Alliance Rubber intends to help determine exactly how this super-material could be used in its products. The partnership will explore potential uses for graphene-infused rubber bands for many other characteristics.

  • Graphene-rubber bands could act as bar codes for produce in grocery stores
  • Heat-sensitive bands which change color depending on the temperature.

2022-04-15:

Graphene and carbon nanotubes are undoubtedly the materials of the future. In their perfect form they are the strongest materials that are known to exist, with thermal conductivity among the highest of known materials, and even superconducting electrical properties. However, defects in the lattice structure cause significant decreases in these physical properties; and so quality and purity are of paramount importance. On top of this it is very difficult to make continuous sheets more than a couple of millimeters long, and even harder to wrangle this atomically thin layer into real-world applications. We recommend paying attention to companies that are developing methods to produce graphene and CNTs in larger sizes and for lower costs. And we will be tracking companies that show themselves to be successful at leveraging today’s low-quality graphene flakes to improve existing products, or to develop new capabilities for applying this material in novel ways.

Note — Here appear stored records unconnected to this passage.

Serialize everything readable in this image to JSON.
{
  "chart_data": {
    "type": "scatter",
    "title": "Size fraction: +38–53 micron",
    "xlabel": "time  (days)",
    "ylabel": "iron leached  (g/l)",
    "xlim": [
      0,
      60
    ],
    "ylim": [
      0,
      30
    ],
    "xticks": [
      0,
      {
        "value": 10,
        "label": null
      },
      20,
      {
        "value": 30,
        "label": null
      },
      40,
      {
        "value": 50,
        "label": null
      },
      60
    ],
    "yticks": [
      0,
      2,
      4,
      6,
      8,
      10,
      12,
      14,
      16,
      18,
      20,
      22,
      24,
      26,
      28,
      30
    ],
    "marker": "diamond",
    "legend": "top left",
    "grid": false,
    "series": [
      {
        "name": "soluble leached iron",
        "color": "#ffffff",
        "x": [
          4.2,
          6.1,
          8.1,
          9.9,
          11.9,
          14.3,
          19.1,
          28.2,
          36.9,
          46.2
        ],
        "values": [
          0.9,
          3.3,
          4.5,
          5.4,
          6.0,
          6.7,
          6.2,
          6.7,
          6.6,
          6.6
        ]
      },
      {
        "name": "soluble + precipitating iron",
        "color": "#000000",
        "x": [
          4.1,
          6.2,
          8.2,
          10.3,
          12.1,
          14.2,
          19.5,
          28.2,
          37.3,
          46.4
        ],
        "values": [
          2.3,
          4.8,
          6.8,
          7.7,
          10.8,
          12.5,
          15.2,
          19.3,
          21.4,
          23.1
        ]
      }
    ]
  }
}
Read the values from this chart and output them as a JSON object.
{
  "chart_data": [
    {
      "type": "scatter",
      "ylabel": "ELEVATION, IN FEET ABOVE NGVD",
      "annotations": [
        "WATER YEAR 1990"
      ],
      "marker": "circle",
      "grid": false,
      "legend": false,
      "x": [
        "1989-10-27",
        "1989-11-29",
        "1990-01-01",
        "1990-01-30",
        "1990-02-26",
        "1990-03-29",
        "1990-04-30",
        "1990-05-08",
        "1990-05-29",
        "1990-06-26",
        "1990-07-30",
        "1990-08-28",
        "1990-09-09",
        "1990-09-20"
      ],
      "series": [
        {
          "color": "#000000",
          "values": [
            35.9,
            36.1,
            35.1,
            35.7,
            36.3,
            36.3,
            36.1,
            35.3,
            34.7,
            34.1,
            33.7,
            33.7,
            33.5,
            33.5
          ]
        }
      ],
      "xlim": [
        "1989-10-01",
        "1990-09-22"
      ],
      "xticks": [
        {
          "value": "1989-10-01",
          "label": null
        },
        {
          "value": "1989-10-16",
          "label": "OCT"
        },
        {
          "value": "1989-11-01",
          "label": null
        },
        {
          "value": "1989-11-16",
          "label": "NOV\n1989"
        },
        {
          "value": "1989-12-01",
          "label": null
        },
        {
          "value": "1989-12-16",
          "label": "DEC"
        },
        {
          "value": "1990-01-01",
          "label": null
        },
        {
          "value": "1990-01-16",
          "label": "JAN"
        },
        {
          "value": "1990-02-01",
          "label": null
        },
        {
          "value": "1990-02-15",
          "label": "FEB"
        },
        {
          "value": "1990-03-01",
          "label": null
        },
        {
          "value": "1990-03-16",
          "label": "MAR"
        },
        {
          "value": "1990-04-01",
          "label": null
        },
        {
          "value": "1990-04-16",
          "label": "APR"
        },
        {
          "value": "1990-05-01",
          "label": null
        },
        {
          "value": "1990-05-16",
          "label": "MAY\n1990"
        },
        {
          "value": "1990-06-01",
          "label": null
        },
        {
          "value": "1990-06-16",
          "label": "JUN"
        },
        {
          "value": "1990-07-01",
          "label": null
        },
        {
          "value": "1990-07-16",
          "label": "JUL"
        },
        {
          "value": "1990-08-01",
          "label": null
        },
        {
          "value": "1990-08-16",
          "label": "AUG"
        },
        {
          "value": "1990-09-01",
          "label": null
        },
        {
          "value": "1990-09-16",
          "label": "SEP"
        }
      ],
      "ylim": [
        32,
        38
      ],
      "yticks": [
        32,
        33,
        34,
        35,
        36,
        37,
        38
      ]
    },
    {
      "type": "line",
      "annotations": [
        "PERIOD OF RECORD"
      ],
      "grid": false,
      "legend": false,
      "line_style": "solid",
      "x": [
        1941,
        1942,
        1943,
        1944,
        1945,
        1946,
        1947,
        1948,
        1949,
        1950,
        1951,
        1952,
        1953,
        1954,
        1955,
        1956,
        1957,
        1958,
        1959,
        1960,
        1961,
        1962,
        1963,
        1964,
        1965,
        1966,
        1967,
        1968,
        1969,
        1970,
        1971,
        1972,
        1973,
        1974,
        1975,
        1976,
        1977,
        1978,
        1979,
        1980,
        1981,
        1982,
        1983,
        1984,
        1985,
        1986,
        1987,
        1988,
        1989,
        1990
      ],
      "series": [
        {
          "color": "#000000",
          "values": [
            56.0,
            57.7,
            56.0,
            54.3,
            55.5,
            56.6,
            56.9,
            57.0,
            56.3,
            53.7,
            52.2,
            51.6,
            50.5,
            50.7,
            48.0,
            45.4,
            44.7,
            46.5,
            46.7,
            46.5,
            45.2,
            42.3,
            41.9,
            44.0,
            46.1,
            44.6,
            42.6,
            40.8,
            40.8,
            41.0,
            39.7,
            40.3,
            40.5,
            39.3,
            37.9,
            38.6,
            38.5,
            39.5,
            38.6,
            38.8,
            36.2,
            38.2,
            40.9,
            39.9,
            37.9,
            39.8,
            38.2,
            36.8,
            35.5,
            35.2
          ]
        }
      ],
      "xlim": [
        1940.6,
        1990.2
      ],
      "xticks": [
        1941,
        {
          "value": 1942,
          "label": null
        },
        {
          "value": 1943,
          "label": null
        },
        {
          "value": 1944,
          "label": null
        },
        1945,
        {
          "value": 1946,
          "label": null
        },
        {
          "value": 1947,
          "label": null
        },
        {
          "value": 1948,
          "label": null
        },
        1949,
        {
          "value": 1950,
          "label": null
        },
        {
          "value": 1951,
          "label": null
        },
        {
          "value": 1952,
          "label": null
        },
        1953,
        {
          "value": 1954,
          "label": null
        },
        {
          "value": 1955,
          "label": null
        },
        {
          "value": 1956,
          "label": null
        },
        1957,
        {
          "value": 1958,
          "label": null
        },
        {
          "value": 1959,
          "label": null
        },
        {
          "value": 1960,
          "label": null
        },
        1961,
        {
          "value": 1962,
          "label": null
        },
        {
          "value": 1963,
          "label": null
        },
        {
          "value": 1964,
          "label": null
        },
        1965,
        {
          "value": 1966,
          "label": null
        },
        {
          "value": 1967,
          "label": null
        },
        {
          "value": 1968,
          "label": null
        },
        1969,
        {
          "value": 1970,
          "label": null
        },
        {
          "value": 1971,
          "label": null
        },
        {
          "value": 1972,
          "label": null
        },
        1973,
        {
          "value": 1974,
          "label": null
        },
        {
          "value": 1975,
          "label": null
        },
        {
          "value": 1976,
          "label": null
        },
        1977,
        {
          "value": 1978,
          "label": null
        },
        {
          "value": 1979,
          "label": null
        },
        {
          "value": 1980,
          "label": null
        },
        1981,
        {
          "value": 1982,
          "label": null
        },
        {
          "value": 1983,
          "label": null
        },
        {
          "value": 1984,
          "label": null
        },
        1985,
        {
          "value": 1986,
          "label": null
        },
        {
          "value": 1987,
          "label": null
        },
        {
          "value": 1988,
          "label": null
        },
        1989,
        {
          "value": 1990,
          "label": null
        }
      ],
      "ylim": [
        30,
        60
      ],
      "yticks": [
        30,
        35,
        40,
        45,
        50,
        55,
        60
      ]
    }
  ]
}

2023-01-17: More C allotropes.

An allotrope is a substance with a defined structure that’s made up of only one element, but differs from another form of the same pure element. Graphite (familiar as pencil “lead”) is a famous allotrope of carbon, and it has the same infinite-stacked-sheets-of-atoms structure. Single isolated sheets, known as graphene, were (famously) isolated a few years ago, and these single-atom-thick are different enough that most people consider them a different allotrope than even graphite, which name is used for the bulk material. So what if you took a structure like graphene, the flat sheet of 6-membered rings, and made a flat sheet of buckyballs instead? That has now been prepared and named “graphullerene”.